Octreotide is a somatostatin analog which inhibits several GI hormones. The therapeutic effects occur with delayed gastric emptying, decreased the release of GI hormones, prolonged small intestine transit time, decreased insulin release, and splanchnic vasoconstriction. Multiple studies have shown that octreotide was alleviating symptoms of dumping syndrome both as short and long-term therapy.

Acarbose is a competitive inhibitor of intestinal brush border α-glucosidase that has a higher affinity to the enzyme compared to the normal substrate. However, since it is a reversible interaction, the breakdown of oligosaccharides to monosaccharides is slowed. This delayed conversion helps prevent the adverse effects of late dumping. Studies have demonstrated a reduction in symptoms of postprandial hypoglycemia.

Surgery

Surgical interventions are reserved for patients who fail conservative measures. There are several options, including stomal revision, Billroth II to Billroth I anastomoses, pyloric reconstruction, jejunal interposition, and Roux-en-Y conversion.

Stomal revision encompasses the narrowing of the gastrojejunal stoma, which delays gastric emptying. However, complications such as gastric outlet obstruction and strictures are seen. This intervention no longer has a role in Dumping syndrome.

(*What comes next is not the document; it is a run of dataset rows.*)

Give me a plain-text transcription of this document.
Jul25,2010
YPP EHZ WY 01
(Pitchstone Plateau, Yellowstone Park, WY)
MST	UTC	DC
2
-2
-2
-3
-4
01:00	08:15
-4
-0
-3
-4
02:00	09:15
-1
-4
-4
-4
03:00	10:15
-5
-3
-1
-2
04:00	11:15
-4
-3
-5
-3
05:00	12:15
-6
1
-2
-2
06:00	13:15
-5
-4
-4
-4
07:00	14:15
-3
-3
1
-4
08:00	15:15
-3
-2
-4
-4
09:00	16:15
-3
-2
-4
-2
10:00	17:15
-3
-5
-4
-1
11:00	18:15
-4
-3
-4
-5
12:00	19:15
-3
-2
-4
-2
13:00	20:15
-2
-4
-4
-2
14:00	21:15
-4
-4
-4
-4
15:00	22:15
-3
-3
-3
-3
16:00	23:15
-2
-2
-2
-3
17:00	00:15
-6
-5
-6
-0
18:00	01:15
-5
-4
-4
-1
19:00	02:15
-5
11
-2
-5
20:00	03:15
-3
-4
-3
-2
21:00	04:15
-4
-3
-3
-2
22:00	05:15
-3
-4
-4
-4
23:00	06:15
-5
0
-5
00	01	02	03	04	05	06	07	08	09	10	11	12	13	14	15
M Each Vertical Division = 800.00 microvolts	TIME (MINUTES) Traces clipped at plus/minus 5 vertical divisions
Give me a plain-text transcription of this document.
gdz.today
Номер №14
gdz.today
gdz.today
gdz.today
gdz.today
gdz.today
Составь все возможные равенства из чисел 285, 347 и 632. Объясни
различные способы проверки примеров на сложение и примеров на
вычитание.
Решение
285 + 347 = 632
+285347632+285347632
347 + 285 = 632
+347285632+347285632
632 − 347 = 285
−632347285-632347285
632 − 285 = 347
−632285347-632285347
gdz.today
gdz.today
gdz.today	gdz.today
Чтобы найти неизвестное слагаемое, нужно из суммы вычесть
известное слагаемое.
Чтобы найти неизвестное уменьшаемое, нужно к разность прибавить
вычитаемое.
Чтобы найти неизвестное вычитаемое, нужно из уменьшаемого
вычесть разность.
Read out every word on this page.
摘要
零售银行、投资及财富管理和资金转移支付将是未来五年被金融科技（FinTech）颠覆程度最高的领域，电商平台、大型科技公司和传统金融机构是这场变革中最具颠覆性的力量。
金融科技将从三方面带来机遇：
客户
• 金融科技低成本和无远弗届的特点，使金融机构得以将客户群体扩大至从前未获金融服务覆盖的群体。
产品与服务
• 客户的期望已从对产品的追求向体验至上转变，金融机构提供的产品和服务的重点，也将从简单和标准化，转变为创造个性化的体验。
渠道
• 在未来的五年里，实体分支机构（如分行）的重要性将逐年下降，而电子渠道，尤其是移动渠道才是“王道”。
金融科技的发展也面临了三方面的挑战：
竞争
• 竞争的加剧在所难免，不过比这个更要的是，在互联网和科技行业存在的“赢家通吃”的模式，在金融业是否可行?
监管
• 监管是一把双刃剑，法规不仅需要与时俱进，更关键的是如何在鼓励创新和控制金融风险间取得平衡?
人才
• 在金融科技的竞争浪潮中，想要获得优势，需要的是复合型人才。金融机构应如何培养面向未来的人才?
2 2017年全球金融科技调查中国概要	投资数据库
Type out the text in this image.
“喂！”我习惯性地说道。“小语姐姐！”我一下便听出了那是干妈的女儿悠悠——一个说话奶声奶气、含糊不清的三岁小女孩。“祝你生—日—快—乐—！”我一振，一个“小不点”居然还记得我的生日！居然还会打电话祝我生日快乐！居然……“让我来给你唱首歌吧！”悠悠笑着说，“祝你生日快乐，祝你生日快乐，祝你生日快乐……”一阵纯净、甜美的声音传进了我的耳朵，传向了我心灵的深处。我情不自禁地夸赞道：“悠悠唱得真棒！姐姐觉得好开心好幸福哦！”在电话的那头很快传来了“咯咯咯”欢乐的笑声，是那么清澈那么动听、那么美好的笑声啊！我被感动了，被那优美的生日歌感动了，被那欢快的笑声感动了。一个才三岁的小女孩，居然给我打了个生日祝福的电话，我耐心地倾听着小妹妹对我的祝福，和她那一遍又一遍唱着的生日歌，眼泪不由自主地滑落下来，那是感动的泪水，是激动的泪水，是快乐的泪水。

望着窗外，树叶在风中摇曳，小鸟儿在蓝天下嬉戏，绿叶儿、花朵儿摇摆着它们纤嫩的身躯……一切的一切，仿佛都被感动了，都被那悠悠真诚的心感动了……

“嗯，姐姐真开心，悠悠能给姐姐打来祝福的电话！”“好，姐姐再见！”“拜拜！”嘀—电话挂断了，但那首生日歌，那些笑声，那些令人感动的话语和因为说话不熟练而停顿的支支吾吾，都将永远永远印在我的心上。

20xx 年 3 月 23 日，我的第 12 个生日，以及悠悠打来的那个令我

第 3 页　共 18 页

The Billroth II to Billroth I conversion anastomosis resumes the transit of food to the duodenum. It is a simple intervention with minimal complications. The risk of gastric outlet obstruction is avoided here as well.

Pyloric reconstruction is useful in patients who have dumping syndrome after pyloroplasty. The pyloroplasty scar is cut, and the sphincter muscle is then approximated.

Jejunal interposition involves interposition of the isoperistaltic jejunal loop. One study demonstrated improvement of the early dumping syndrome, however further studies did not reproduce the same results.

The Roux-en-Y conversion into Roux-en-Y gastrojejunostomy delays gastric emptying and the transit through the Roux limb. Even though the mechanism for improved symptoms of Dumping syndrome is not known, favorable outcomes have been demonstrated.